Dada se asió al travesaño de una escalera de acero y balanceó garbosamente su enorme pierna hasta el primer tramo de escalerilla. Los últimos vagones del gigantesco ciempiés serpentearon al pasar. Stride vio a Ray cojeando e intentando correr, pero fracasó. El tren los dejó a los dos atrás. Dada se encogió ante sus ojos, se perdió en la creciente oscuridad, se desvaneció, escapó.

Stride se arrastró unos cuantos centímetros, volvió a sentir que el mundo daba vueltas y luego se desmayó.

—Vaya, eres simplemente genial —le dijo Maggie a Stride con una sonrisa.

—No fue mi mejor momento —admitió.

—¿Cómo le sentó a Ray que Dada se le escapara?

—Visto en retrospectiva, creo que se sintió aliviado. Él sabía que Dada se largaría bien lejos en cuanto subiera a ese tren. Que nunca volveríamos a verle. Todos lograron lo que querían. Ray. El padre de Laura. Peter Stanhope y su padre. Todos ellos creían que sabíamos quién había matado a Laura y que se había largado de la ciudad para siempre. El asunto podía darse por muerto y enterrado. Y eso es lo que pasó.

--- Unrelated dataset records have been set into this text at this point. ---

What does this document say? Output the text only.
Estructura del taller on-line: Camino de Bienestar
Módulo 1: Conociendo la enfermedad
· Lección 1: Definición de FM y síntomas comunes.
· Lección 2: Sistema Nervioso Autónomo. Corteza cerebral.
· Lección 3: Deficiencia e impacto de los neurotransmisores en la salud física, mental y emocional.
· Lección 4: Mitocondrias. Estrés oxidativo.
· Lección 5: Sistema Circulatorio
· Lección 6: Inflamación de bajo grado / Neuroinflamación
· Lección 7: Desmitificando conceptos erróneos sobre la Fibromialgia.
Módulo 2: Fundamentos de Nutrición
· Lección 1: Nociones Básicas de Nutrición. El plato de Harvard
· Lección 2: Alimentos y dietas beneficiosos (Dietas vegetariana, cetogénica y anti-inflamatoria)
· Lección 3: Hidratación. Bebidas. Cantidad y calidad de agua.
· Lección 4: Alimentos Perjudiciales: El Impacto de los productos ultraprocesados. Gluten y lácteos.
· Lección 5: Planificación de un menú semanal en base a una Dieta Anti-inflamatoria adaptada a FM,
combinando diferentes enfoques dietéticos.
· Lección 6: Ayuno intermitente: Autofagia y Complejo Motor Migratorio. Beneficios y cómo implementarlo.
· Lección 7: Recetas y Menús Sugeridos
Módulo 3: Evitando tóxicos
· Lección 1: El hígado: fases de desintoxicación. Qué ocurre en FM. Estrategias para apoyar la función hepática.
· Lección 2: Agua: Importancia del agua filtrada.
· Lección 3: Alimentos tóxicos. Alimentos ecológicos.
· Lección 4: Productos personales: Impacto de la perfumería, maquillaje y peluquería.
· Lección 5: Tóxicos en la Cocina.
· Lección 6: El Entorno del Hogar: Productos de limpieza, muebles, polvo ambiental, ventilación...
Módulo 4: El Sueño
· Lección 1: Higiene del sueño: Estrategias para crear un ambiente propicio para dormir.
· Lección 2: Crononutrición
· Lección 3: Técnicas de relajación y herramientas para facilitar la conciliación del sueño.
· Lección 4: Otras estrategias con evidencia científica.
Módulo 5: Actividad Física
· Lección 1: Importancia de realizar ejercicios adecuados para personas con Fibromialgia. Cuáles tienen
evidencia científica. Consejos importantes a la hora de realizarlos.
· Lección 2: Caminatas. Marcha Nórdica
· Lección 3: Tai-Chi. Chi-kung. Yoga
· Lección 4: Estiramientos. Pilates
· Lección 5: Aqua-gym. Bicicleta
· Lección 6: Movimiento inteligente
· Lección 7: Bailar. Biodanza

—Pero ¿mató Dada a Laura? —preguntó Maggie.

—Ray mandó al laboratorio las huellas dactilares de la cantimplora de Dada, y las compararon con las del bate de Peter. Encontraron una coincidencia. Las huellas de Dada estaban en el bate, lo que concordaba con la historia de Peter. Y no aparecieron más testigos. —¿Y a Ray le bastó con eso?

—Le bastó a todo el mundo. Incluso a mí. Hasta ahora.